The Plague of Self-Doubt

Today I received a very much-needed message from a dear friend of mine. We have been friends for 30 years (not bad considering I’m only 34) and he got in touch on Facebook to wish me a happy birthday for tomorrow. Another year slips by etc…

Anyway, we were exchanging messages and the conversation turned when he asked me if I was still writing. I told him the usual excuses I’ve already outlined on this blog, saying I was giving it a go and trying to get back into it, hard to find the time and so on.

What he replied was something of a surprise. To paraphrase, he said that I have got where I have with determination after a few ups and downs, and have always shown talent as a writer. That I had to let go of the self-doubt and just believe in myself.

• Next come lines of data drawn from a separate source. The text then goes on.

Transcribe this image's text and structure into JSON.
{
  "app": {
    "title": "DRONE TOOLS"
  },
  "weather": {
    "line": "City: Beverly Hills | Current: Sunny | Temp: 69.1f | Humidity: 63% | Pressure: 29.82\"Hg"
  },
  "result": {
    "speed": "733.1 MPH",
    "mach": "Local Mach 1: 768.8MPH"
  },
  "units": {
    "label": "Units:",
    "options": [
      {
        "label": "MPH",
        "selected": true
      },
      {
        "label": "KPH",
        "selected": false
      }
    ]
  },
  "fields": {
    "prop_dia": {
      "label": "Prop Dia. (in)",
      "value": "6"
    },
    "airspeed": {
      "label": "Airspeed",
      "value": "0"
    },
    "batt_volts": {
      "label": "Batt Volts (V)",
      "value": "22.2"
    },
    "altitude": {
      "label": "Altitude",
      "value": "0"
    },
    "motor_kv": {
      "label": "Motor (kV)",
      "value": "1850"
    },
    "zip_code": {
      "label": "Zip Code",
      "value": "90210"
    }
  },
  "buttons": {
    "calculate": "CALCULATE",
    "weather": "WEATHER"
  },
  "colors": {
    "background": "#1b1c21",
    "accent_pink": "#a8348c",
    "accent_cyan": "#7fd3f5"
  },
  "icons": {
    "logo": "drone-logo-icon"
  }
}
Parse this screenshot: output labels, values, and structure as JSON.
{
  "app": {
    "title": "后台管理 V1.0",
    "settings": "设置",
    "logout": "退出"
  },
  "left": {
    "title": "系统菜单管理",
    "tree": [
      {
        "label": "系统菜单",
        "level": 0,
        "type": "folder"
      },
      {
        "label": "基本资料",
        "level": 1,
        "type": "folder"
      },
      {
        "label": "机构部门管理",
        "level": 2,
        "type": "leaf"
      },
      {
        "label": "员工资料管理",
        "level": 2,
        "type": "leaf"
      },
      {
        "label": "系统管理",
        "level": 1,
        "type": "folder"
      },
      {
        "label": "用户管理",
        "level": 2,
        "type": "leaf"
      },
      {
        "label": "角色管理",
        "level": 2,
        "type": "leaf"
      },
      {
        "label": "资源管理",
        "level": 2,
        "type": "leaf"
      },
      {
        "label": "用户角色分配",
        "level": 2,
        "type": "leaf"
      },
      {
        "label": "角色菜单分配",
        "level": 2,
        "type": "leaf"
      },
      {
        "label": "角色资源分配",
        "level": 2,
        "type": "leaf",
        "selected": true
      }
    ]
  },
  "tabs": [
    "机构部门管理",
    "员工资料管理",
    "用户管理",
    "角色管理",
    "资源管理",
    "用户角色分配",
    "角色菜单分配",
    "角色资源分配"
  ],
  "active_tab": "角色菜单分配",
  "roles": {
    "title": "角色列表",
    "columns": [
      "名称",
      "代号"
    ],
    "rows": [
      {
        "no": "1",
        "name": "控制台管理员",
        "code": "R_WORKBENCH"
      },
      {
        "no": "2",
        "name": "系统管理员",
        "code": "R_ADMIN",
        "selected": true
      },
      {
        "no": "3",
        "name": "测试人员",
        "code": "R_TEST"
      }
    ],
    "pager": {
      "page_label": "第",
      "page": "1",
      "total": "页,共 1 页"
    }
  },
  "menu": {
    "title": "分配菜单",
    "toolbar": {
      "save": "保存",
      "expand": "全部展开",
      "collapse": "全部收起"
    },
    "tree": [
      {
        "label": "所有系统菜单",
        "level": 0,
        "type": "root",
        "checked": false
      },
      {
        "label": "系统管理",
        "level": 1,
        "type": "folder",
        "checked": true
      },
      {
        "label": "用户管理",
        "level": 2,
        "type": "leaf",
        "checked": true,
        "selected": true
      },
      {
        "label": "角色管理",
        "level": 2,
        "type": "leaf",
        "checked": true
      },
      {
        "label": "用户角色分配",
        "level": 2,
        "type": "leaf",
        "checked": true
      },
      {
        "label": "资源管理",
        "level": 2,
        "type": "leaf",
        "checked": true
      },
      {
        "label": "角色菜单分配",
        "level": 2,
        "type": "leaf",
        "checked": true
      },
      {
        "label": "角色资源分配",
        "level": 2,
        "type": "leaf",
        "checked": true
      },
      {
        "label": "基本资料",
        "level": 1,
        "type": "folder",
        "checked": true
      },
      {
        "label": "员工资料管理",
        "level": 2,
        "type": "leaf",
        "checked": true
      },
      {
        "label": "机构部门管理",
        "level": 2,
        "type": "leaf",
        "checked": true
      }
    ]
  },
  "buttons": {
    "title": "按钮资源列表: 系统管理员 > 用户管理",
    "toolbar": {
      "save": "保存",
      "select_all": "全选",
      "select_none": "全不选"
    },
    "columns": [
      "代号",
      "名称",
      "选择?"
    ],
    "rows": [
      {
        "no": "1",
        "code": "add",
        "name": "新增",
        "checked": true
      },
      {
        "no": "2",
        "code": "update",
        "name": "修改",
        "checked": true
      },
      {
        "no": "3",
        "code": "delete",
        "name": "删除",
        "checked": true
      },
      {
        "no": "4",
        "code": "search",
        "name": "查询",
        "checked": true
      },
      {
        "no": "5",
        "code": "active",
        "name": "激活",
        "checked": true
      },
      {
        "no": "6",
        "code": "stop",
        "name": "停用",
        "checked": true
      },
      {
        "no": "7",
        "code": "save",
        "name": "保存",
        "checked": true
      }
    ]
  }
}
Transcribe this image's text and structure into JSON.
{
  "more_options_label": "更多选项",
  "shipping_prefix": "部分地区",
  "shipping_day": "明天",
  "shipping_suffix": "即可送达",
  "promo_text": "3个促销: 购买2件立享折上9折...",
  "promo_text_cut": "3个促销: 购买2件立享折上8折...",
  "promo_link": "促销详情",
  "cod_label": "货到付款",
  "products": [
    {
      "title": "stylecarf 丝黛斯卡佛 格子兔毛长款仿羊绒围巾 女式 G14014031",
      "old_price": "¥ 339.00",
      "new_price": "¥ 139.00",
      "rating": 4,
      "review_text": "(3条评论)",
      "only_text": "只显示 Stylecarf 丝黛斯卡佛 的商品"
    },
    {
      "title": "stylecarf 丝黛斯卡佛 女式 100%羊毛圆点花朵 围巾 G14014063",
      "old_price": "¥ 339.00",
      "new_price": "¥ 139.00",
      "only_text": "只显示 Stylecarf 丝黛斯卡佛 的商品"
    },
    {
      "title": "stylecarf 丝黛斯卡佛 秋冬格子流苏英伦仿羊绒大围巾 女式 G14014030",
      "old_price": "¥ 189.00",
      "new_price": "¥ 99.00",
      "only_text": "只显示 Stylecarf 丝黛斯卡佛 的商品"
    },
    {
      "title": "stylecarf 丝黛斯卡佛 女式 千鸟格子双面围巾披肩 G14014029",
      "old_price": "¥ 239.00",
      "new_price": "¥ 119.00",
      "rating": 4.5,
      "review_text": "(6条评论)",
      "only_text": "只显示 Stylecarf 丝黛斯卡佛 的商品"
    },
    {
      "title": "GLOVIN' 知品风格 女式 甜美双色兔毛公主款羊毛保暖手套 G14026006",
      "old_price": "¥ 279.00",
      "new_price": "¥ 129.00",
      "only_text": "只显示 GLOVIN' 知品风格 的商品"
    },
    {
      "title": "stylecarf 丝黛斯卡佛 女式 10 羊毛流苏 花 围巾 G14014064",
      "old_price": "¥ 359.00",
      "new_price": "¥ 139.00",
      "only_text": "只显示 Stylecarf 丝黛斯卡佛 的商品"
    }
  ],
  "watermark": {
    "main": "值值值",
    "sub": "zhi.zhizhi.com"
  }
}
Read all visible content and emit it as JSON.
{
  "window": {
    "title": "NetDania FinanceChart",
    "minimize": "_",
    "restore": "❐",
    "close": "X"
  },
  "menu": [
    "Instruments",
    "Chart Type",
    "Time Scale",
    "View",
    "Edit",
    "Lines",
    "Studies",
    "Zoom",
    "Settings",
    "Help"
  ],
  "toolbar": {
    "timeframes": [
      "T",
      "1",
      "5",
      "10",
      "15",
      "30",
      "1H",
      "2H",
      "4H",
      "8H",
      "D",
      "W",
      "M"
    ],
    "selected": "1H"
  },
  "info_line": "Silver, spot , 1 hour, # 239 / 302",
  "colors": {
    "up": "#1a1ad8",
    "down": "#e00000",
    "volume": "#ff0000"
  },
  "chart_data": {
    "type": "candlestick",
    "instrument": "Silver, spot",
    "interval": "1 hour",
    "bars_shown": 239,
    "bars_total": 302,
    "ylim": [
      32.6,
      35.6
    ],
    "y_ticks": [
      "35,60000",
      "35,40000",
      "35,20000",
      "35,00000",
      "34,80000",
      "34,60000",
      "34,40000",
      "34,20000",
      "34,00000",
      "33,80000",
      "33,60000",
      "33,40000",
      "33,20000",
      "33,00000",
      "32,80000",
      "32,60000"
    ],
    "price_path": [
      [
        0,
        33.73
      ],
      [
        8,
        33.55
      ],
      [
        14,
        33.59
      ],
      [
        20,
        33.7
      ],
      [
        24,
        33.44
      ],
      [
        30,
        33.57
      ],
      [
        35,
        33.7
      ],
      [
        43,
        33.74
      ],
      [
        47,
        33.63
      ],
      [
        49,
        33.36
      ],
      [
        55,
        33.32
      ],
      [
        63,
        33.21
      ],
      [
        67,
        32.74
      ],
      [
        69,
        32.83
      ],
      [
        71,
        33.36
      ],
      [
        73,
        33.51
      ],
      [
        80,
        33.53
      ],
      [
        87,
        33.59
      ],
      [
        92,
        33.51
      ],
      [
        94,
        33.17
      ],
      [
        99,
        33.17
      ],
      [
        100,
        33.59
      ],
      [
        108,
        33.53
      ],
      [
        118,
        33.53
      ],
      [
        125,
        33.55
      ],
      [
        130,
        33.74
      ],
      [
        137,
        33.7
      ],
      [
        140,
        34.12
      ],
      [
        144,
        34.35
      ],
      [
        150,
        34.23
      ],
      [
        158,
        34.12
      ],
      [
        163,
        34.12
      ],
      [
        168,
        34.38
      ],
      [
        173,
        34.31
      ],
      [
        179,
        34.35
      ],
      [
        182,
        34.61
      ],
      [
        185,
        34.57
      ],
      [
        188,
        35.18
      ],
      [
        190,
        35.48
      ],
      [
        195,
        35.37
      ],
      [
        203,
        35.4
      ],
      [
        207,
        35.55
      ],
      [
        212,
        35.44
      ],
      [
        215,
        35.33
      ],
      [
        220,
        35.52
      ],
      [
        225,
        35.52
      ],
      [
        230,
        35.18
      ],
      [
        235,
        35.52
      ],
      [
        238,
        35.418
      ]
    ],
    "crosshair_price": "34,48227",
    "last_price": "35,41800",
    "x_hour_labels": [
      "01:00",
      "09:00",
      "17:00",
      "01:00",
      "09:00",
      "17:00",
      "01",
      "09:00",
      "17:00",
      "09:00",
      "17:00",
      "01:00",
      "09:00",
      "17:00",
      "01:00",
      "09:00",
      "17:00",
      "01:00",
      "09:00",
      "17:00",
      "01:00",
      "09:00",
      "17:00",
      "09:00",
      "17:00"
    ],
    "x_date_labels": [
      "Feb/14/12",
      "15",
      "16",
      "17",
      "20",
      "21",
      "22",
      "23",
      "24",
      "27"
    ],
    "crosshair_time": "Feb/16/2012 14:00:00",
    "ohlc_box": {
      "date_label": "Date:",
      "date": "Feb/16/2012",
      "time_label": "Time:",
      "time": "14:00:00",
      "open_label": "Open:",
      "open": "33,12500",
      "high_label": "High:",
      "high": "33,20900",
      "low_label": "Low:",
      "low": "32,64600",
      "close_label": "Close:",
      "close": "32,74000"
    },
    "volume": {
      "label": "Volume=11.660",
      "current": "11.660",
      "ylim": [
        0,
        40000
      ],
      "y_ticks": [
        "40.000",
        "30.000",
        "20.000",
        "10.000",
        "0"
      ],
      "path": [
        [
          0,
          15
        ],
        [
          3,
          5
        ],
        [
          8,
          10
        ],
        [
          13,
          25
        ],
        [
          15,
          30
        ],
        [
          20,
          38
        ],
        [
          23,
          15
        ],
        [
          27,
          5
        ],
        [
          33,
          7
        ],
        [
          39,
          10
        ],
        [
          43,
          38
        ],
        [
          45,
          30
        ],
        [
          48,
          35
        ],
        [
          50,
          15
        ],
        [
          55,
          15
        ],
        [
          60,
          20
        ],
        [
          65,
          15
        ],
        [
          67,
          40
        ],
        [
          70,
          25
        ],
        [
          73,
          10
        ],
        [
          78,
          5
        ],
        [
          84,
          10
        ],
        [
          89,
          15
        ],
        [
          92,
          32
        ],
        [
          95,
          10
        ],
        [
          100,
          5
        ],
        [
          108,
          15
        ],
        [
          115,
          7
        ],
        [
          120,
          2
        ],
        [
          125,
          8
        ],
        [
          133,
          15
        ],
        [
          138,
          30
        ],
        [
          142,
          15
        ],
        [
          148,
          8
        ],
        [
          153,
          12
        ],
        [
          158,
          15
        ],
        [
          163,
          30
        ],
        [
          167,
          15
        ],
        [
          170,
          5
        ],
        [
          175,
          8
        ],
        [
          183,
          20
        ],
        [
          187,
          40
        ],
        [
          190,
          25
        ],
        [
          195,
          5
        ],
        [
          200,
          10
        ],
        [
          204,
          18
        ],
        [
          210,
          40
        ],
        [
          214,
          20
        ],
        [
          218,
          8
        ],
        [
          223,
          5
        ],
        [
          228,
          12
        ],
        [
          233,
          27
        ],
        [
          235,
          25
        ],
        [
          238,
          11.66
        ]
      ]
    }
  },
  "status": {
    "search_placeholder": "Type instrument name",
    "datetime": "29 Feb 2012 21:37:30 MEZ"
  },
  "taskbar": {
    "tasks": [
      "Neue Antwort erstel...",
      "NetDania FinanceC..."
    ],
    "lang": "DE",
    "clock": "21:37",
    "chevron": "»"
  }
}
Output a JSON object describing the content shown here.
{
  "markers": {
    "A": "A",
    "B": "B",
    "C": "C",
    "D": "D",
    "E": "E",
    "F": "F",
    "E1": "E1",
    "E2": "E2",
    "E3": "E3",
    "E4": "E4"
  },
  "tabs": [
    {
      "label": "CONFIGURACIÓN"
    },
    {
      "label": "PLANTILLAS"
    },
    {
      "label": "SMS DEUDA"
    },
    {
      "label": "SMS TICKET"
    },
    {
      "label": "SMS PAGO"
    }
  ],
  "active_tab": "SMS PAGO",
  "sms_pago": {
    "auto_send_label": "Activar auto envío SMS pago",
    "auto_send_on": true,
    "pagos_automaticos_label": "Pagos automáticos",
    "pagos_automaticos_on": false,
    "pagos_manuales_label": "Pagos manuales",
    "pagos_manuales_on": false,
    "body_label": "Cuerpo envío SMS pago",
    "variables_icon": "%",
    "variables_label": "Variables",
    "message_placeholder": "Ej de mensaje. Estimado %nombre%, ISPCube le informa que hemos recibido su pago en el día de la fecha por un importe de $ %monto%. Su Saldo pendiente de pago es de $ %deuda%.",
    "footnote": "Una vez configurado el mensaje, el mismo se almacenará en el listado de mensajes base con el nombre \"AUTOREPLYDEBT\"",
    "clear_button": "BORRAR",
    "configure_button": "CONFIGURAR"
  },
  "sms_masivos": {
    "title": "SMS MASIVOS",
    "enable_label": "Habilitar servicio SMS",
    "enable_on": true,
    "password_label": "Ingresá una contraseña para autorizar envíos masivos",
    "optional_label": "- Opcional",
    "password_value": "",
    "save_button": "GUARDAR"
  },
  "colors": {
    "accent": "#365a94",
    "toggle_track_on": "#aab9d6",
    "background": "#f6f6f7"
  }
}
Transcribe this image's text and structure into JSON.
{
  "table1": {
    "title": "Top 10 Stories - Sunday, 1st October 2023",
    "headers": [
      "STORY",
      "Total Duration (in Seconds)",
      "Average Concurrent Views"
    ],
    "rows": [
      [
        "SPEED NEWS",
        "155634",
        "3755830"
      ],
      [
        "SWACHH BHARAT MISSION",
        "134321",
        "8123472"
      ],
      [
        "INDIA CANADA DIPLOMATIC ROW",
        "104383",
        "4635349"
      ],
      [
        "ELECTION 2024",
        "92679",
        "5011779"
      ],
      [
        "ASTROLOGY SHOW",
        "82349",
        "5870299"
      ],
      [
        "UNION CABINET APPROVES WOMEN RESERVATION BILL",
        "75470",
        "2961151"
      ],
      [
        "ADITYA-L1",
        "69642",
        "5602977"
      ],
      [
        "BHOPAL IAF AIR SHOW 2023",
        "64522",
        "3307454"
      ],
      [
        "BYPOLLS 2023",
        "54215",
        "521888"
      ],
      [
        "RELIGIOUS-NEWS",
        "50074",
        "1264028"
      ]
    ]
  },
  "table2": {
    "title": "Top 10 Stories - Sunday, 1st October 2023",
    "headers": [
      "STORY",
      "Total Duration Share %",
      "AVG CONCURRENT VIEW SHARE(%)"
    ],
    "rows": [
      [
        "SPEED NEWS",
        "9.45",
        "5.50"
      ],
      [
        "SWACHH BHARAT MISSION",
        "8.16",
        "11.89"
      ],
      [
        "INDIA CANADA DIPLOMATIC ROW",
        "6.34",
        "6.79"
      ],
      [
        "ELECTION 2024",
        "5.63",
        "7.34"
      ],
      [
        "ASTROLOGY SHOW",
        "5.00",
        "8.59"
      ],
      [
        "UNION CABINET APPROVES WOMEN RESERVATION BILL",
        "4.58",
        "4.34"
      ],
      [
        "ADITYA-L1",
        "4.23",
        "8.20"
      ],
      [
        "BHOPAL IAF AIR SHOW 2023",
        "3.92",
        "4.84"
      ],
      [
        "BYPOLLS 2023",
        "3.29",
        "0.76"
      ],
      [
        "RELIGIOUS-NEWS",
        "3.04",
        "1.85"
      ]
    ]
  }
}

Which was a lovely thing to hear, and reminded me why this guy has been such a good friend over all these years. But what it also reminded me was how important it is to have someone who believes. Writers are constantly plagued by self-doubt. An extra dimension for me is that I feel I’m letting my partner down in some way by toddling off to write for a couple of hours in the evenings. Most of this guilt is because we work different shifts every day and only on the odd occasion get evenings off together. And then I go off to write rather than spend time with her, and all for something which will probably only ever get read by me.

But she is very understanding and very supportive. If at any point she had said to me, ‘Is it really worth it, this seems like a waste of time’, a lot of my heart for it would have died there and then. I have enough trouble not getting deflated at the best of times. So now, I have to try and repay the faith, which will add extra pressure as I don’t want to let them down. Because then their faith will have been misplaced.